In this highly readable study, Emile Hokayem, a Senior Fellow for Regional Security at the Middle East office of the International Institute for Strategic Studies in London, crosses the t’s and dots the i’s of the Syrian civil war.
In five concise chapters, he describes the key developments that marked Syria, and raises critical questions for putative solutions.
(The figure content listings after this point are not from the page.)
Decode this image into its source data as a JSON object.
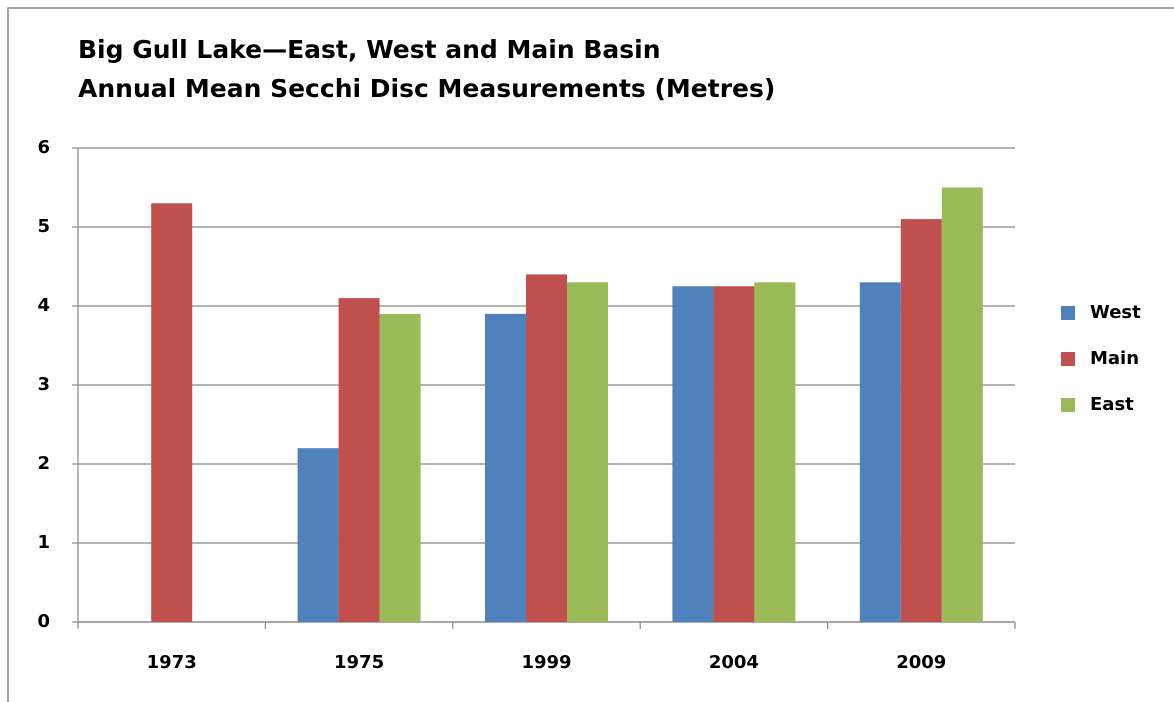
{
  "chart_data": {
    "type": "bar",
    "title": "Big Gull Lake—East, West and Main Basin",
    "subtitle": "Annual Mean Secchi Disc Measurements (Metres)",
    "categories": [
      "1973",
      "1975",
      "1999",
      "2004",
      "2009"
    ],
    "series": [
      {
        "name": "West",
        "color": "#4f81bd",
        "values": [
          null,
          2.2,
          3.9,
          4.25,
          4.3
        ]
      },
      {
        "name": "Main",
        "color": "#c0504d",
        "values": [
          5.3,
          4.1,
          4.4,
          4.25,
          5.1
        ]
      },
      {
        "name": "East",
        "color": "#9bbb59",
        "values": [
          null,
          3.9,
          4.3,
          4.3,
          5.5
        ]
      }
    ],
    "ylim": [
      0,
      6
    ],
    "yticks": [
      0,
      1,
      2,
      3,
      4,
      5,
      6
    ],
    "grid": true,
    "legend": "right"
  }
}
Although the study focuses on regional concerns, its strength lies in providing the reader with a superb analysis of the “decay of the Syrian state” (chapter 1) that discusses how Bashar Al Assad consolidated power, failed to introduce real reforms into the economy, and relied on security forces to reinforce sectarianism despite the fact that modern Syria was a relatively secular state.
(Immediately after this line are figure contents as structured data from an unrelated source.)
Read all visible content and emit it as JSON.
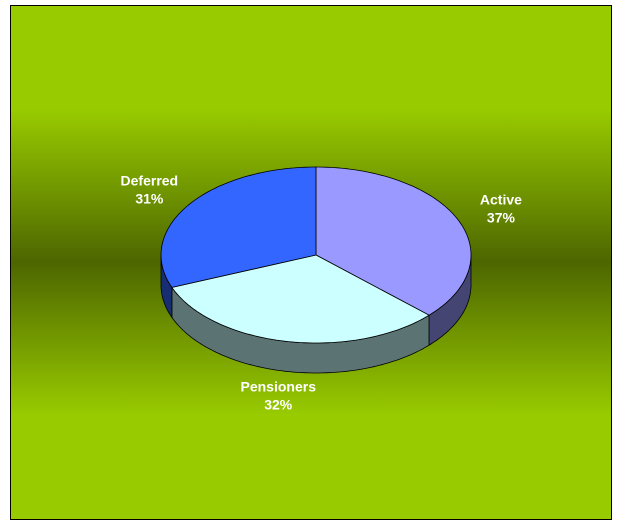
{
  "chart_data": {
    "type": "pie",
    "categories": [
      "Active",
      "Pensioners",
      "Deferred"
    ],
    "values": [
      37,
      32,
      31
    ],
    "value_labels": [
      "37%",
      "32%",
      "31%"
    ],
    "colors": [
      "#9999ff",
      "#ccffff",
      "#3366ff"
    ]
  }
}
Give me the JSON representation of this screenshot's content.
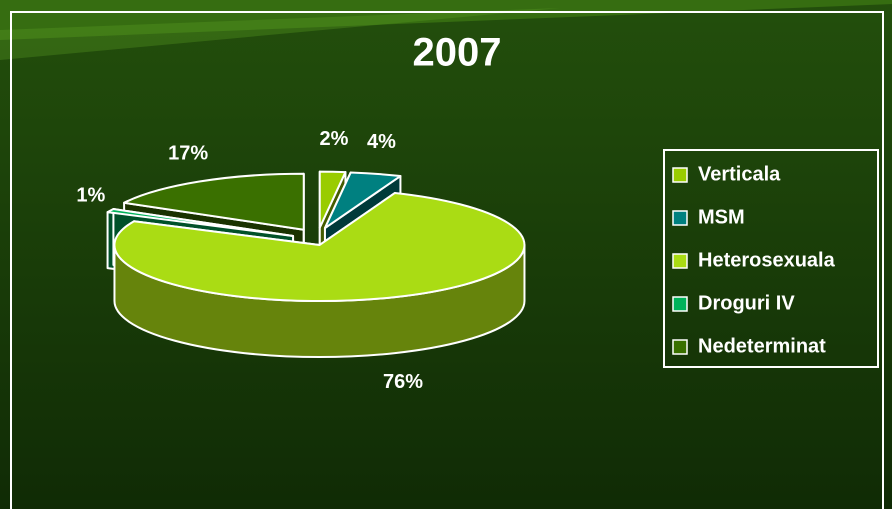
{
  "chart_data": {
    "type": "pie",
    "title": "2007",
    "categories": [
      "Verticala",
      "MSM",
      "Heterosexuala",
      "Droguri IV",
      "Nedeterminat"
    ],
    "values": [
      2,
      4,
      76,
      1,
      17
    ],
    "value_labels": [
      "2%",
      "4%",
      "76%",
      "1%",
      "17%"
    ],
    "colors": [
      "#99cc00",
      "#008080",
      "#aadc14",
      "#00b35a",
      "#3a7000"
    ],
    "legend": "right"
  }
}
Naturally, his father and predecessor, President Hafez Al Assad, set the stage for the country’s sectarian preferences and to “attenuate the stigma of heresy attached by Sunnis to Alawites”, went as far as obtaining “recognition of the Alawites as an offshoot of Shia Islam from a senior Lebanese Shia cleric Imam Musa Sadr” (page 32).
Hokayem’s analysis of the post-2011 uprising (chapter 2) highlights the brutality of the Assad government, though it recognises that after two years of intensive warfare, “the shrinking of the Assad regime, politically, militarily and territorially, is likely irreversible” (page 63). Where the author excels is in his discussion of the opposition, and its steady rise, describing in detail various political and military groups (chapter 3).
He tackles the so-called jihadi-takfiri struggle and provides a raison d’être to the Sunni majority determined not to lose this “opportunity to reverse the defeat in Iraq” (page 98). In fact, the author addresses the rising influence of Iran along these lines, which is both correct and existential for Tehran and its Syrian acolytes clinging to power.
The regional struggle over Syria is addressed in chapter 4, which covers in addition to Iran, Iraq, Turkey, Lebanon, Jordan, Israel and, especially, the Arab Gulf states. Hokayem’s analysis is spot on when he writes that the “prospect of regime change in Syria held much prose” for Gulf governments, not only because the “monarchies were profoundly inimical to the Assad regime”, but also because they understood that “a Ba‘athist, Alawite-dominated, secular, pseudo-republican government that ran a socialist economy, [that] was aligned with Iran and Hezbollah and manipulated the Palestinian cause” (page 120), could not possibly add value to the Arab fold. Moreover, Hokayem affirms that Iran’s dreams of “Islamic awakening” could not be ascribed — as it was by the Iranian Supreme Leader Ayatollah Ali Khamenei — to be the “work of criminal gangs, and marginal elements of Syrian society”.
Such a conclusion, avows the author, “betrayed a lack of knowledge of Syrian society, demonstrating that the strong strategic and security bonds had not translated into societal interactions able to inform Iranian thinking” (page 124).
The book’s final (sixth) chapter, “Syria in the international context”, covers critical Western and Russian perceptions of the civil war and its presumed repercussions. Although Moscow stood by its client, insisting that Bashar Al Assad would remain in office until the end ostensibly because he was supposedly the guarantor of the country’s sovereignty, Russian assessments about Assad’s prospects dimmed considerably in late 2012.
Hokayem quotes Deputy Foreign Minister Mikhail Bogdanov who told a Russian parliamentary committee on December 12, 2012: “Unfortunately, it is impossible to exclude a victory of the Syrian opposition … We must look squarely at the facts, and the trend now suggests that the regime and the government in Syria are losing more and more control and more and more territory” (page 177).
Early this year, that is long before the more recent alleged use of banned chemical weapons that was likely to usher in a Western attack as this review was composed, Moscow had warned Damascus that the use of such weapons would not be tolerated (page 181). Still, the only explicit red line drawn by Western countries failed to ensure the promise of a felicitous outcome to Syria’s agony.
Dr Joseph A. Kéchichian is the author of the recently published “Legal and Political Reforms in Saudi Arabia” (London: Routledge, 2013).